El estreno de un nuevo diseño es una excusa perfecta para reflexionar sobre algo que preocupa mucho a todos los medios desde hace años: la necesidad de cambiar, de reinventarse, de adaptarse a un nuevo entorno en el que han cambiado muchas reglas que habían funcionado perfectamente durante décadas pero que ya no sirven.

Llevo más de 25 años dedicado, de un modo u otro, al periodismo digital, intentando aportar mi granito de arena a esta imprescindible transformación. Lo he hecho desde dentro de los medios y también desde fuera, como consultor y analista. Y una cosa que he aprendido es que hay que saber detectar, lo antes posible, cuáles son las tendencias realmente trascendentales, y diferenciarlas de lo que son simples modas pasajeras.

 Hoy quiero hablar de una de esas grandes tendencias que han llegado para quedarse y que están transformando el mundo de los medios: la creciente importancia de la conexión con nuestros lectores, con nuestros usuarios, con nuestra audiencia.

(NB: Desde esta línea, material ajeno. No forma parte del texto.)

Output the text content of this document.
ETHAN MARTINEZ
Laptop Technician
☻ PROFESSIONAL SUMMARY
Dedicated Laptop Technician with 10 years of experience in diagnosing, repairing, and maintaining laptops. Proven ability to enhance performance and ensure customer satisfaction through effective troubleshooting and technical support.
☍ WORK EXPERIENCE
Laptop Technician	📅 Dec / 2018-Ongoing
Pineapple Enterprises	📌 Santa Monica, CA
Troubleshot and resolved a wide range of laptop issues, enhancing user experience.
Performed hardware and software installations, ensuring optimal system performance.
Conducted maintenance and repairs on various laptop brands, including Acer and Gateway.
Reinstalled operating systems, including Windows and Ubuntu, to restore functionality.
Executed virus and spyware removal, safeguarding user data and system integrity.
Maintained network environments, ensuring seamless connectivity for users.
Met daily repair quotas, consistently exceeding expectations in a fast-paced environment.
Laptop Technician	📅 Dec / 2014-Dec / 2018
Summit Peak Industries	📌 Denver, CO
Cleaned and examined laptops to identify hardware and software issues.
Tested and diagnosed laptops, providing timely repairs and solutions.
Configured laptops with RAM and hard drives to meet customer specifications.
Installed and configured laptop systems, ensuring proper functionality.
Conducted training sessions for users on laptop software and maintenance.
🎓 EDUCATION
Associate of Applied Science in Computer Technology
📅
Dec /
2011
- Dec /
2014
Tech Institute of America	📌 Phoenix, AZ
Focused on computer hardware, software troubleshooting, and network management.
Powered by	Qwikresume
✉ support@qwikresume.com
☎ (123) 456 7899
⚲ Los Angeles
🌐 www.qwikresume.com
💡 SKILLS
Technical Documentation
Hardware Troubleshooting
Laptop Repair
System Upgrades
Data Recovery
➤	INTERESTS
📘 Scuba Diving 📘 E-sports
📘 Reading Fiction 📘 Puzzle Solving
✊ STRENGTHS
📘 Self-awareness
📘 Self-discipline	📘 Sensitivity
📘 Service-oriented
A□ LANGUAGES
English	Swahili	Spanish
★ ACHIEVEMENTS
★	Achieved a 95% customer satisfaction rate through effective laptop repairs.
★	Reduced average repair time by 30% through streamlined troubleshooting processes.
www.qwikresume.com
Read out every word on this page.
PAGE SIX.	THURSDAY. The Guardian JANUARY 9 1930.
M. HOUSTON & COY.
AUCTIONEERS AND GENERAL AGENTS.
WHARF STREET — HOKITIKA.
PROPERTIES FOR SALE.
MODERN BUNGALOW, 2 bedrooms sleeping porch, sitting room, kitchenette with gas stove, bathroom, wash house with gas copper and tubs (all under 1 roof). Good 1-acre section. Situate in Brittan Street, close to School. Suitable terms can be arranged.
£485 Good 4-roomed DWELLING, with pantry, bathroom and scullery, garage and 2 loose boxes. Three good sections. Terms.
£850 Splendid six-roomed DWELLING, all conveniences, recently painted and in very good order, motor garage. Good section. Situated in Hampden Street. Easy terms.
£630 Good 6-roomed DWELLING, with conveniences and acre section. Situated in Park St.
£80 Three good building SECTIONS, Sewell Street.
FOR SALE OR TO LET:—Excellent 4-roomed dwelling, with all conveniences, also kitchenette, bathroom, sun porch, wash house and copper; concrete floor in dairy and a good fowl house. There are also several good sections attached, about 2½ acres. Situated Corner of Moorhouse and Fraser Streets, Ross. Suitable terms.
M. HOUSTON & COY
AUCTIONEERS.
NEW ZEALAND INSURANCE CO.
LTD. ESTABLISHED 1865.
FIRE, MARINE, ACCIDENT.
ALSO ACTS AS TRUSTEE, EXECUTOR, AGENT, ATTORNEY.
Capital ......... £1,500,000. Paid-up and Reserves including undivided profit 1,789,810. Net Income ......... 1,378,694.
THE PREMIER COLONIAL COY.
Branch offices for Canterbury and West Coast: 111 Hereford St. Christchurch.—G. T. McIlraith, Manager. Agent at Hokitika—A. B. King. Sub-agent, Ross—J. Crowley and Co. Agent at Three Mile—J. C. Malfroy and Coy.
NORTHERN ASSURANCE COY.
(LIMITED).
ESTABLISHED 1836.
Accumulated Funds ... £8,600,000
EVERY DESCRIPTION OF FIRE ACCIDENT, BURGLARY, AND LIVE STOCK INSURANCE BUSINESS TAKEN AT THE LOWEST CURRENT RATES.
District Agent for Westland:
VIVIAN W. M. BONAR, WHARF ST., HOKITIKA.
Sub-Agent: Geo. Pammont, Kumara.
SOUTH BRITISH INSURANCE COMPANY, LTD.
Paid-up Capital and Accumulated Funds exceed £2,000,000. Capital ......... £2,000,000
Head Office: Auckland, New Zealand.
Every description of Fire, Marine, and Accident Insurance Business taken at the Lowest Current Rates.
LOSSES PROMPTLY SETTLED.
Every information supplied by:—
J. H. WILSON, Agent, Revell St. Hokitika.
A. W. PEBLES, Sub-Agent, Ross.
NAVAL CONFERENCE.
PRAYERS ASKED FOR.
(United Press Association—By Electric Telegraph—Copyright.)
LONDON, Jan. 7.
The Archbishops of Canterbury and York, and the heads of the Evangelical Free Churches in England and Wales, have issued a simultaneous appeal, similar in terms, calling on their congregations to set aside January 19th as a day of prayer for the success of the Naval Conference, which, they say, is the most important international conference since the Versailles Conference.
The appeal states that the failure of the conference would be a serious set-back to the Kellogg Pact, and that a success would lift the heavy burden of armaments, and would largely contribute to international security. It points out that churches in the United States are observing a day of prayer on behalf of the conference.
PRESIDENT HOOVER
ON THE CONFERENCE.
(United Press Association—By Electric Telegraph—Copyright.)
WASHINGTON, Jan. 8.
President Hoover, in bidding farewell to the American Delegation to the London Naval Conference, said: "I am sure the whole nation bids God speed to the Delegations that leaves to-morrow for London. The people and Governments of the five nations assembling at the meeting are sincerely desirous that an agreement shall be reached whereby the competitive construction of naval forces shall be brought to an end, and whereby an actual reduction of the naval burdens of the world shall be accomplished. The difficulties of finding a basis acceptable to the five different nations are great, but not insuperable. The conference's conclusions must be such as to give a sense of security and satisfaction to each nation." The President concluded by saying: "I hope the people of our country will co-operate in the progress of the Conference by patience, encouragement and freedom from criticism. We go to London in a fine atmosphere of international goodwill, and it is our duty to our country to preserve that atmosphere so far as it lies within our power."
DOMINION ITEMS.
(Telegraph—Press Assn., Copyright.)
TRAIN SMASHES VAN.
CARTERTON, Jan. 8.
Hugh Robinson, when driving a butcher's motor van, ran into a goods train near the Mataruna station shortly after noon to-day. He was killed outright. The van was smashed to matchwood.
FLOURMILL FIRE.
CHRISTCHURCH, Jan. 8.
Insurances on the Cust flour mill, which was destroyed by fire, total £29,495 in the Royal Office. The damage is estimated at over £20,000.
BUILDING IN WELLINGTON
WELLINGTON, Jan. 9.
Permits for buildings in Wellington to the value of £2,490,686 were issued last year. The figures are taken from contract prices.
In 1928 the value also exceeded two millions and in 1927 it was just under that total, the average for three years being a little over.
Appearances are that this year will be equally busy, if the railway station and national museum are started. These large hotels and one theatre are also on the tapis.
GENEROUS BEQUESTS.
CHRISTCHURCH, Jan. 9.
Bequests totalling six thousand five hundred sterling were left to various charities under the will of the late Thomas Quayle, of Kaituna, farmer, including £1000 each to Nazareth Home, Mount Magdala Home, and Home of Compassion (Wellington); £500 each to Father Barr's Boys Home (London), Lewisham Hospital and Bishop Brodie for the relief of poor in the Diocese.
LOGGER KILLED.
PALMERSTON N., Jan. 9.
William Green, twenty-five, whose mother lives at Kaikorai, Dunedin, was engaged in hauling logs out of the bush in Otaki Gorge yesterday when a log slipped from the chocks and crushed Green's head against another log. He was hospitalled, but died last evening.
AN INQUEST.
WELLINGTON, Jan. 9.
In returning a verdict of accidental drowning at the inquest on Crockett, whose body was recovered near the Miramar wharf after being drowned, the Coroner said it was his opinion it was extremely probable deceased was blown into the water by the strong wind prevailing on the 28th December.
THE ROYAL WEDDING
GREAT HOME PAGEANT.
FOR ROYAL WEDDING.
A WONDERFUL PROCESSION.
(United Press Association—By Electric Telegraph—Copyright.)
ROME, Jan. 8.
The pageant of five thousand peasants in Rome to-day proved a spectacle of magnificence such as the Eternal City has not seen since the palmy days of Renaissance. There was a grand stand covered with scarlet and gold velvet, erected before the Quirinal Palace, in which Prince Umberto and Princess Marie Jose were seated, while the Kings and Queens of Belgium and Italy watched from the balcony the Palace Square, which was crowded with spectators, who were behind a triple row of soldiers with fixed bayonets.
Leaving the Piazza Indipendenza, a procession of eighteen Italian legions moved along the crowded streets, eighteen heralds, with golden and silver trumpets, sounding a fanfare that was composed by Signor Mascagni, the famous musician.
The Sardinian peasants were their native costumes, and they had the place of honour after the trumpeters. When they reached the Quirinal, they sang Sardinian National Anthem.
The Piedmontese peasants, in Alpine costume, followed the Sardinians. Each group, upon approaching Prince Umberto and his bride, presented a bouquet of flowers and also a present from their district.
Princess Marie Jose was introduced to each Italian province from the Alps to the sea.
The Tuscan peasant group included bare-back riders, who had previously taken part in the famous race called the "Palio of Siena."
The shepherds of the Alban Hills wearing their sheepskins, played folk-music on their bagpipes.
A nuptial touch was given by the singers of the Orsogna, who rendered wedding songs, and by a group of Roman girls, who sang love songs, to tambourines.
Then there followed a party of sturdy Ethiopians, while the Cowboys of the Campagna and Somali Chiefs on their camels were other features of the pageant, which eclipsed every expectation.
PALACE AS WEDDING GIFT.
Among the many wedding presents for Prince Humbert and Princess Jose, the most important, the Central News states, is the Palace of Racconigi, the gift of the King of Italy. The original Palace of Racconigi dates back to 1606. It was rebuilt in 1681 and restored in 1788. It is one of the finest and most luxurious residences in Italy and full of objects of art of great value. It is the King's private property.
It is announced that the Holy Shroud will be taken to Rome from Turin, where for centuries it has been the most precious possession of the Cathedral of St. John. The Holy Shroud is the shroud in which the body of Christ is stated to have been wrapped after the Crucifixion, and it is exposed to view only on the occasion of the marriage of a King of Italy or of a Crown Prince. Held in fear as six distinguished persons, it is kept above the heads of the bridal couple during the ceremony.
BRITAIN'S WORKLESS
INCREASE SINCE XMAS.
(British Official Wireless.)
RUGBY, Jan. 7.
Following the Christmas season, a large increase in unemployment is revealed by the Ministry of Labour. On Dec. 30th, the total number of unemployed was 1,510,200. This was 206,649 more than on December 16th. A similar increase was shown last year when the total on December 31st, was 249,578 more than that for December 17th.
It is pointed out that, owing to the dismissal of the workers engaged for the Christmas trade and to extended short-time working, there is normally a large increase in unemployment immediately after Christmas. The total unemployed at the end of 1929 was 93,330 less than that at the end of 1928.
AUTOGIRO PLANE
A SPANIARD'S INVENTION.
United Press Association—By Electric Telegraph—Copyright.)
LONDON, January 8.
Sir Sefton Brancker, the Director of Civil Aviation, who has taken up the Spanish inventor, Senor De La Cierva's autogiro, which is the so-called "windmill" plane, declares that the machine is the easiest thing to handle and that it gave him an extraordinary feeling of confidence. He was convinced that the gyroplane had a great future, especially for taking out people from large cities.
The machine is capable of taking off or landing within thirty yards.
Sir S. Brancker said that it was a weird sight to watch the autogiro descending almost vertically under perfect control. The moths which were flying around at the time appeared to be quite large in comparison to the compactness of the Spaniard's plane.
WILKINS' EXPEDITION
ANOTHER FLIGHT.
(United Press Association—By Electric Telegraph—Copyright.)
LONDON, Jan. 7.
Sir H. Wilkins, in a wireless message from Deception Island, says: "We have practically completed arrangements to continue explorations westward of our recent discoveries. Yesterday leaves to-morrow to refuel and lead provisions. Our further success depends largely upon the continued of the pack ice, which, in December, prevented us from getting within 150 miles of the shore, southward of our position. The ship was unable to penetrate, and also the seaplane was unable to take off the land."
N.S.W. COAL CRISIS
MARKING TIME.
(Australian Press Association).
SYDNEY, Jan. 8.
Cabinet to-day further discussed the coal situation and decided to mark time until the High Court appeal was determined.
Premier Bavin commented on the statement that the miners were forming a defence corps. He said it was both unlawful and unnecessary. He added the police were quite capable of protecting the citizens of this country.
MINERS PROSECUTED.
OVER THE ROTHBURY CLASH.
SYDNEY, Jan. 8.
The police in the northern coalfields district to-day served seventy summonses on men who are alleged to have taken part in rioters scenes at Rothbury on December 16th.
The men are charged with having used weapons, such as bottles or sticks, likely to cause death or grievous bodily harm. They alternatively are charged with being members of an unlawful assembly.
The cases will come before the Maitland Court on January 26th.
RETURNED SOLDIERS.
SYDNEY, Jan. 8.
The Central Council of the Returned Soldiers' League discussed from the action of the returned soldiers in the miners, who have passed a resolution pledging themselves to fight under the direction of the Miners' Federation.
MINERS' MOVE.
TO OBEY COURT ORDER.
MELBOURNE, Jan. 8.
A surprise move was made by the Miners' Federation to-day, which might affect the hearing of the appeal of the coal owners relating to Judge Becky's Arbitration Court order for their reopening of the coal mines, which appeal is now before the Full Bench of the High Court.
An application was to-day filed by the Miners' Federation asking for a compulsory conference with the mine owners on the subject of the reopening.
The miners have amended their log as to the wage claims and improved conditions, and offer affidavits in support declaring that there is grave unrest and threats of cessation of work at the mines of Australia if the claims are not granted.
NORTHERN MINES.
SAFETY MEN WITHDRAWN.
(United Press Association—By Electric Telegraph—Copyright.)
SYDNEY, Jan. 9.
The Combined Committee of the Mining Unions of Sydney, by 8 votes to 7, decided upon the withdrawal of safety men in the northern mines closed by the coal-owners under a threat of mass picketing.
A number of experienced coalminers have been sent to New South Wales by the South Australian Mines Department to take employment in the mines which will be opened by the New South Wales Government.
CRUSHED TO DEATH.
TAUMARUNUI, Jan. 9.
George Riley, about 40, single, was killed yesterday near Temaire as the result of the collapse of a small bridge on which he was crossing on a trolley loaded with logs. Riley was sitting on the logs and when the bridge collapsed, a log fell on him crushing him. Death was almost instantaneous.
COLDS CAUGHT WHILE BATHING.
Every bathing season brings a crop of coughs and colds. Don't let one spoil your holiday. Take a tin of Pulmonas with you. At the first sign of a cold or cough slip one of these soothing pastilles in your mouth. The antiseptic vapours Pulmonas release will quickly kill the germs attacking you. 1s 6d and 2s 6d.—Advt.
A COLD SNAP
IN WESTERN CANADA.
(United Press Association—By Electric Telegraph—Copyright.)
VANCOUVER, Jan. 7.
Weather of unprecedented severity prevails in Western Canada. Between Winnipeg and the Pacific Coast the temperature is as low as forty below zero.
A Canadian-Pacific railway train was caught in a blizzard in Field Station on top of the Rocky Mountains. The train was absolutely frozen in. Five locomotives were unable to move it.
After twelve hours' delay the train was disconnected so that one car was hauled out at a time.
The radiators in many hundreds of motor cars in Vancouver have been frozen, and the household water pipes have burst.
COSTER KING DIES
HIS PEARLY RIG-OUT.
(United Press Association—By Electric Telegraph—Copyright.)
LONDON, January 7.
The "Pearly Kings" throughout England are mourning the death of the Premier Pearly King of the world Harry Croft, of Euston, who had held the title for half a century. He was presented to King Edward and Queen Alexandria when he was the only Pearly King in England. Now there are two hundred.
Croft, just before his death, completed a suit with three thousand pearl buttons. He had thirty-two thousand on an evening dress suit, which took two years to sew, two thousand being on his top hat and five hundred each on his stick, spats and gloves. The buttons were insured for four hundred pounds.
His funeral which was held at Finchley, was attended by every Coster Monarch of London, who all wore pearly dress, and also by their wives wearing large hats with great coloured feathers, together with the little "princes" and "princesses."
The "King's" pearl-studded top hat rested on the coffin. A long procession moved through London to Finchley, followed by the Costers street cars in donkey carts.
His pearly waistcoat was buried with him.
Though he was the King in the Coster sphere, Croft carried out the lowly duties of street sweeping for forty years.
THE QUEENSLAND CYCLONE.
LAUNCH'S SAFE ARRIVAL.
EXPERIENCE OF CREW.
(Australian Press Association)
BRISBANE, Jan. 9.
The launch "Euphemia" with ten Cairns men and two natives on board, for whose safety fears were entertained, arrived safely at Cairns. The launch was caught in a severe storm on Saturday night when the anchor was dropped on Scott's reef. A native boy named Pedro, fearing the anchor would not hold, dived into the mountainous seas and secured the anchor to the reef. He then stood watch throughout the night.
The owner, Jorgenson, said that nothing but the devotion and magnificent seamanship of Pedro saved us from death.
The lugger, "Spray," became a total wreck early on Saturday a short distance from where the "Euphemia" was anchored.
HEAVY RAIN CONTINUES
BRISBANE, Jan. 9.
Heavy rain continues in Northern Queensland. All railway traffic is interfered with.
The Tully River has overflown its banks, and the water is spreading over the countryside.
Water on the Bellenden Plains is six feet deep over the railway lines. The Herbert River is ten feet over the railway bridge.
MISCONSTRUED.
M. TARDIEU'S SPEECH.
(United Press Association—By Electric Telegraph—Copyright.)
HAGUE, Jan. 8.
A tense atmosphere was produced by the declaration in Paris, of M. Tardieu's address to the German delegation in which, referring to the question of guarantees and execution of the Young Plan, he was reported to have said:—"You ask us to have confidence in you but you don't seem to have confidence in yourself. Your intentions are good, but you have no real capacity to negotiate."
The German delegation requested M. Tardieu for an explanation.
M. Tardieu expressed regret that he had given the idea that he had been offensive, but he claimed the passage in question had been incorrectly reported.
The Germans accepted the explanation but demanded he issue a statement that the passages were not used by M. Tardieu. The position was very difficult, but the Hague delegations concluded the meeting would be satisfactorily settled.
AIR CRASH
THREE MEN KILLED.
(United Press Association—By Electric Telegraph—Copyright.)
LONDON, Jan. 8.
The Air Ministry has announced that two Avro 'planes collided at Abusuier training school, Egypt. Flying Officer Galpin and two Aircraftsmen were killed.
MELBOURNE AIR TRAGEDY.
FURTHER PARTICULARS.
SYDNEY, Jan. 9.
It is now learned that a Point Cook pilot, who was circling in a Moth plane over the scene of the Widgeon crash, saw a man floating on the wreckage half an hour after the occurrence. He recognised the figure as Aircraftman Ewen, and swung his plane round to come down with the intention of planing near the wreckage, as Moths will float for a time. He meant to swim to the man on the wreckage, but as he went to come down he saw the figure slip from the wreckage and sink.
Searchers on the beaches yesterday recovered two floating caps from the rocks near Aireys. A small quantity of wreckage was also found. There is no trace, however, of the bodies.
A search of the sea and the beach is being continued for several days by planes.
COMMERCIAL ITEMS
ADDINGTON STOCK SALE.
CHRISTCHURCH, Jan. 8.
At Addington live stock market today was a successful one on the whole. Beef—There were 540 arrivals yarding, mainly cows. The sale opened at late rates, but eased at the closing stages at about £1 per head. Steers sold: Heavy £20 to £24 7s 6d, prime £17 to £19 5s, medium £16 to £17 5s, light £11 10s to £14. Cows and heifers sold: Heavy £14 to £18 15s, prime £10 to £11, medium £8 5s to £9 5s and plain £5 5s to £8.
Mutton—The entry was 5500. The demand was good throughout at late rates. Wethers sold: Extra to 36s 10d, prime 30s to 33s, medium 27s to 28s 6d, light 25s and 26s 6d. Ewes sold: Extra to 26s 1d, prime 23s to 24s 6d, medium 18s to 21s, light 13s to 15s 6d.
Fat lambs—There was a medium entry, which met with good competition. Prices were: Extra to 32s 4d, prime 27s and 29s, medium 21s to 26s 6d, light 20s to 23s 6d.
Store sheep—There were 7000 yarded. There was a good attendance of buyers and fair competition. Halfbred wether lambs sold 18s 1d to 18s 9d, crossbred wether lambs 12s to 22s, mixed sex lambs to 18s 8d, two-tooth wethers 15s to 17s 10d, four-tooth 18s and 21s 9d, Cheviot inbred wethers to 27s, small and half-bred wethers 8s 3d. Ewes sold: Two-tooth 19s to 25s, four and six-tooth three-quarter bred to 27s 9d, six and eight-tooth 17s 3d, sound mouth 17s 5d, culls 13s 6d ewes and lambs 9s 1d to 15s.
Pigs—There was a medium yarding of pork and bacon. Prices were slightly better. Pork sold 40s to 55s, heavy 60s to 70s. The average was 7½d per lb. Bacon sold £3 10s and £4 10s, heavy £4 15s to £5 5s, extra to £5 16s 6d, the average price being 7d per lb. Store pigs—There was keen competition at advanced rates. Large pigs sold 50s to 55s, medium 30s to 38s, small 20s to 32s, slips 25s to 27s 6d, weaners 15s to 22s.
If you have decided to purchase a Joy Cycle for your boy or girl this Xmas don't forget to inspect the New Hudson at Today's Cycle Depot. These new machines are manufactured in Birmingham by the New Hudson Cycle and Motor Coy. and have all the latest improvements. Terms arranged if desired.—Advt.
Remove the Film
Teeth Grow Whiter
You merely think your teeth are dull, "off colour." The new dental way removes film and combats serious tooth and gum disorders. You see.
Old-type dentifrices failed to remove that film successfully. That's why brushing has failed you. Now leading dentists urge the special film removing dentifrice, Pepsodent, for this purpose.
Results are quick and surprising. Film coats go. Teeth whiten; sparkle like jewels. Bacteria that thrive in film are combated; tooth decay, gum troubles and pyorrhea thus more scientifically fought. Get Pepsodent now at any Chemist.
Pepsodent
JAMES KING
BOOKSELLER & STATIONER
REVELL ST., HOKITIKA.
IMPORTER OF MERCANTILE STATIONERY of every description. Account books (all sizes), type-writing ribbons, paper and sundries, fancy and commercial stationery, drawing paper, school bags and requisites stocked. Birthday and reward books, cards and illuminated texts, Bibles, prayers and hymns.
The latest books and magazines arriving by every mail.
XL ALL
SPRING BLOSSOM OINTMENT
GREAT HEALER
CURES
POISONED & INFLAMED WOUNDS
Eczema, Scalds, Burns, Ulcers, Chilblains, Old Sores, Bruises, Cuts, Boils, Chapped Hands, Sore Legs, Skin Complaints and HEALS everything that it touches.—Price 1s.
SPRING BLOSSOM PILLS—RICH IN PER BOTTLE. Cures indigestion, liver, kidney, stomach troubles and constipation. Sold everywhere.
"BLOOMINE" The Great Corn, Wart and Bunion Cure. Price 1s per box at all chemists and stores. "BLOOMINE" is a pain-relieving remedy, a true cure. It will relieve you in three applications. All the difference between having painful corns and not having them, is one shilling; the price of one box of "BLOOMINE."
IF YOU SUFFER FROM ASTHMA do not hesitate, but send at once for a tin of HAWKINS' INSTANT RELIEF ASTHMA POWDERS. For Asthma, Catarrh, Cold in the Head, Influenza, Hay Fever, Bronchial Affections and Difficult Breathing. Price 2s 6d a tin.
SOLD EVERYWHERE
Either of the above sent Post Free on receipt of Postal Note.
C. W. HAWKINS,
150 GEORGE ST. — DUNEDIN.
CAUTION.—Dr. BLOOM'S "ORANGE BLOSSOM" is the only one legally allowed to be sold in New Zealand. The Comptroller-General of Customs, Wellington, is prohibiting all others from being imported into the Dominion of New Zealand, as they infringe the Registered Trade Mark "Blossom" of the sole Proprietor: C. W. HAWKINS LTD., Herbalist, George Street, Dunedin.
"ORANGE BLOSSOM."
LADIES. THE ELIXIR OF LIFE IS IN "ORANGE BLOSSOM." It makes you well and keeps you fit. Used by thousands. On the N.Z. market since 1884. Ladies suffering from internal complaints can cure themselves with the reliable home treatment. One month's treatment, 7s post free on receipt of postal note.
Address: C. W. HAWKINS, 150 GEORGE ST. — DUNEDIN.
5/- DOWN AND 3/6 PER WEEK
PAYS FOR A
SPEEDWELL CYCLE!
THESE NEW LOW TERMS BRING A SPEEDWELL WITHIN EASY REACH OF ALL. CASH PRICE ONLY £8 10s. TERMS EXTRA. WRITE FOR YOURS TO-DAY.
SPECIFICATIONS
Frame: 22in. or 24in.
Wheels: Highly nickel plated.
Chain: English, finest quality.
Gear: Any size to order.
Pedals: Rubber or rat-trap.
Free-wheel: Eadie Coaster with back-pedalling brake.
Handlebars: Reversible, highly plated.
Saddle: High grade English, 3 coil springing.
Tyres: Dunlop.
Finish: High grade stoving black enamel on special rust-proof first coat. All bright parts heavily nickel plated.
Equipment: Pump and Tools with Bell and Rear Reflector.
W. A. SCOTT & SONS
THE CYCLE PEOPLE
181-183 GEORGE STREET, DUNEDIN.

Una audiencia que está formada por personas con nombres y apellidos, con sus características personales concretas, con sus gustos y aficiones, con sus preocupaciones e ilusiones, y que solo nos van a entregar su confianza, su tiempo y quizás, su dinero, si nosotros, como medios, somos capaces de darles lo que realmente esperan de nosotros.

El caso de la transformación digital del diario The New York Times, que analicé en mi libro La reinvención de The New York Times, demuestra la importancia que tiene colocar al usuario en el centro de la estrategia del medio, buscando lo que en inglés se conoce como ‘engagement’ como objetivo fundamental. ‘Engagement’ es compromiso entre el medio y sus usuarios; es establecimiento de una relación estrecha y de confianza; es participación activa del lector; es, en definitiva, fidelidad del usuario basada en el cumplimiento de la promesa formulada por el medio: ofrecer información de calidad, diferencial y de claro valor añadido, y que, además, enriquezca la vida del usuario. Los medios que logren esto estarán sentando las bases para un futuro brillante.

Esta conexión profunda con el usuario es clave para otra de las grandes tendencias del sector: la transformación hacia un modelo de negocio basado cada vez más en los ingresos aportados por los usuarios —en forma de suscripciones o membresías— y menos en los que traen los anunciantes. Y sin ‘engagement’ no hay suscripción posible.

 Renovar el diseño de una publicación y hacerlo pensando en la cercanía y conexión con el lector es apostar por el cambio en la buena dirección. El caso del NYT nos lo recuerda también cuando vincula elementos como la optimización de la experiencia de usuario, la apuesta por el periodismo visual y de datos, la creación de nuevos formatos de historias o la mejora de newsletters —como la popular ‘The Morning’— a la profundización del compromiso con sus usuarios. El futuro de los medios pasa por estar cerca del lector; lo más cerca posible.